Sunday, August 14, 2011

Building Teaching Skills Through the Interactive Web Project Report


Building Teaching Skills Through the Interactive Web
Project Report

Name:   KYEONGHWAN CHOI                                    Country:  Republic of Korea             

Overall project goal: Plan and conduct action research, which involves a change related to technology use in your classroom. 

I. Background
Due to the rapid growth of networking technology, Internet has recently become a vital medium to promote effective communication and education in language learning and teaching.
Schools are reinforcing traditional classroom-based instructions with online learning management systems. Students can benefit through the more frequent online interaction with the teacher for their independent learning outside the classroom. This study explores the effects of the web-facilitated language teaching and learning in English education and suggests how teachers can help students develop learner autonomy and classroom interaction using a web-based learning management system. Students who participated in the study indicated that the web-facilitated instruction was very effective, and they felt that doing class activities through online was very convenient. While sharing common interests and ideas about studying English or life events, they could study English in interactive and collaborative ways. Students also suggested that they could study more and voluntarily through the online learning experience.

II. Issue or problem that started your project
In Korea, most English teachers do not teach writing activities, concentrating instead on reading and relevant grammar activities. As teachers put great emphasis on the grammatical correctness of written expressions, students not only have few opportunities to write but also hesitate to express what they think in English.

III. Initial solution and expected response
The purpose of this thesis is to introduce sample online project activities as a task-based resource for Korean  Elementary school teachers and students. Through the project writing activities, students can interact with each other with authentic materials, working cooperatively as well as individually. The tasks in the project lead students to improve their writing ability.


IV. Response and reflection
     The research results shows that the students were very satisfied with their project work and their writing was also improved. Aside from that,project work gave the students the chances to use English more than the traditional teaching method. Yet, it should be admitted that there are limitations for project work in the Korean secondary English classrooms.

V. Changes made
First, all Elementary  school English students’ English proficiency is not good enough to write in English for project work.

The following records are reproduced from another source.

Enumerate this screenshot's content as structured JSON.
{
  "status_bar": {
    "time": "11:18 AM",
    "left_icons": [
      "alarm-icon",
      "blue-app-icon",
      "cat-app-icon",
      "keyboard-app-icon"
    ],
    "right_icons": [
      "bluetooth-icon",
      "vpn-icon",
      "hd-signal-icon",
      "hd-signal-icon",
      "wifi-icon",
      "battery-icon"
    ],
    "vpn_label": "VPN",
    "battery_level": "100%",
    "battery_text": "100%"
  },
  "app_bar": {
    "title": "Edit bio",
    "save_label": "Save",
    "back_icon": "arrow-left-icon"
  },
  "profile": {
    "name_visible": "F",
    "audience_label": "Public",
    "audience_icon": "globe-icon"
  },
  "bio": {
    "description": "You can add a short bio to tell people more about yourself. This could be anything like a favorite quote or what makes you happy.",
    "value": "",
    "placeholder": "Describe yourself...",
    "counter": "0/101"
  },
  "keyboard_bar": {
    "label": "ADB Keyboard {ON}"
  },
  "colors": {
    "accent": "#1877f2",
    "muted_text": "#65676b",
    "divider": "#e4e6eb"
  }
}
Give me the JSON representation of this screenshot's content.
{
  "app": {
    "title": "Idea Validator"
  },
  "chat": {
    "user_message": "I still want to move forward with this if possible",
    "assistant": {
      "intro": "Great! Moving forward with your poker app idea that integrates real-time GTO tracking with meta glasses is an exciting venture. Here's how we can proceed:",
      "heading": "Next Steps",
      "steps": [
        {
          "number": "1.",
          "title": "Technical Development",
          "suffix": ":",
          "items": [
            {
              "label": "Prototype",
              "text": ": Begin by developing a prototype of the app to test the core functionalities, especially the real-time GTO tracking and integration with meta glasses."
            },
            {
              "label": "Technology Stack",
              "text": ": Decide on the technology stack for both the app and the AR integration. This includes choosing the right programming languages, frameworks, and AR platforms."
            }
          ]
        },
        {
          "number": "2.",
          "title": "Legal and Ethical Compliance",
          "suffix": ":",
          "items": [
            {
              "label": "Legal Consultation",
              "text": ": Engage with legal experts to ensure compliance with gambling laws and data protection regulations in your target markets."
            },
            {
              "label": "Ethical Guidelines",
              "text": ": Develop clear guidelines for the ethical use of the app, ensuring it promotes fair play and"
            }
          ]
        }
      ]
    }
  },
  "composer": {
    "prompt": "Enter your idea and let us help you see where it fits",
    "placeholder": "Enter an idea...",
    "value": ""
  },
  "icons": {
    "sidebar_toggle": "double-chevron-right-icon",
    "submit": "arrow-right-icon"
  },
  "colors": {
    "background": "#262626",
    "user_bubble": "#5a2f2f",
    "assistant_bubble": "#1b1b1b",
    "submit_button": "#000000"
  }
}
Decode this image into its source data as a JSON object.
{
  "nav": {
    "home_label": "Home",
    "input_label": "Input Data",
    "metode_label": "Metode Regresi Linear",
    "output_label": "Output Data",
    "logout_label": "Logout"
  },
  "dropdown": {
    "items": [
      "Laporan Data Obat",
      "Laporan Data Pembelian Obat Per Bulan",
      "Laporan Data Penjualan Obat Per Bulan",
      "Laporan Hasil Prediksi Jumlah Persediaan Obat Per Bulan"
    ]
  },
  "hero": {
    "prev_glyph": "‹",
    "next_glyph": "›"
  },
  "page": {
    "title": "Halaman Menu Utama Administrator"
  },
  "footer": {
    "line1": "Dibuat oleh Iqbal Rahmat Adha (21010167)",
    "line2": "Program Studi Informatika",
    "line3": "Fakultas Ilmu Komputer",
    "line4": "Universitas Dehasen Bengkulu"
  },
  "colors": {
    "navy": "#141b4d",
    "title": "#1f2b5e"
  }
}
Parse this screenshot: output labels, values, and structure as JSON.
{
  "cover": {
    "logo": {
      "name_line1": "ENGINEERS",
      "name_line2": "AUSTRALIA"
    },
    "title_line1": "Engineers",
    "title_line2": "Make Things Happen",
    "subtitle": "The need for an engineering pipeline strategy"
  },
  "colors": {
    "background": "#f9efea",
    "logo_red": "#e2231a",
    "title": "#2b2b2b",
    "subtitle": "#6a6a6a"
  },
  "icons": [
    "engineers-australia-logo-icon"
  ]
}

Second, teachers will find it difficult to implement these types of project work as almost all the English schools are preferring college entrance exam-oriented class. Therefore, it may be rash to apply project work to the English class in full scale for the present, but if teachers try project work once or twice a week or at least twice a month among five one-hour English classes a week, teachers and students are all getting used to the teaching method. As time passes by, in addition, teachers will be able to find time to prepare for project work, so both teachers and students will be happy with such classroom teaching. Accordingly, project work that is more effective than the traditional teaching method in the overcrowded Korean secondary English classrooms will bring about not only students’ enthusiasm of English but also enhancement of students’ English by a student-centered learning in the whole educational process.

VI. Conclusion
   Project work methodology as task-based approach has been found in various applications and in a wide range of fields and it is ideally suited to the learning of a foreign language in the public education system. Nevertheless, this approach has not been much used in the Elementary  schools in Korea.
One of the major reasons that the project method can be effective in the Korean English classroom is that it is a learner-centered teaching method, carrying out by students themselves, not by a teacher. It is quite different from a teacher’s unilateral teaching in the traditional Korean English classroom because students themselves do their own research and exchange their ideas with their group members, give a presentation of their work in an English class. Therefore, this method is more
appealing to students than the teacher’s one-way teaching method.
Another reason is that through the project work, an integrated teaching with other subject matters can be done naturally as students meet with a diverse range of people for the purpose of research, visit some relevant places, or search the Internet during individual research. Hence, students can acquire the English language autonomously, which can be more effective than learning in the traditional English classroom.

VII. Resources
Dodge, B. (1995). Some thoughts about WebQuests. Retrieved March 10 2007, from the World Wide Web: http://webquest.sdsu.edu/about_webquests.html.

Ellis, R. (2003). Task-based language learning and teaching. Oxford: Oxford University Press.

Tribble, C. (1996). Writing. Oxford, UK: Oxford University Press.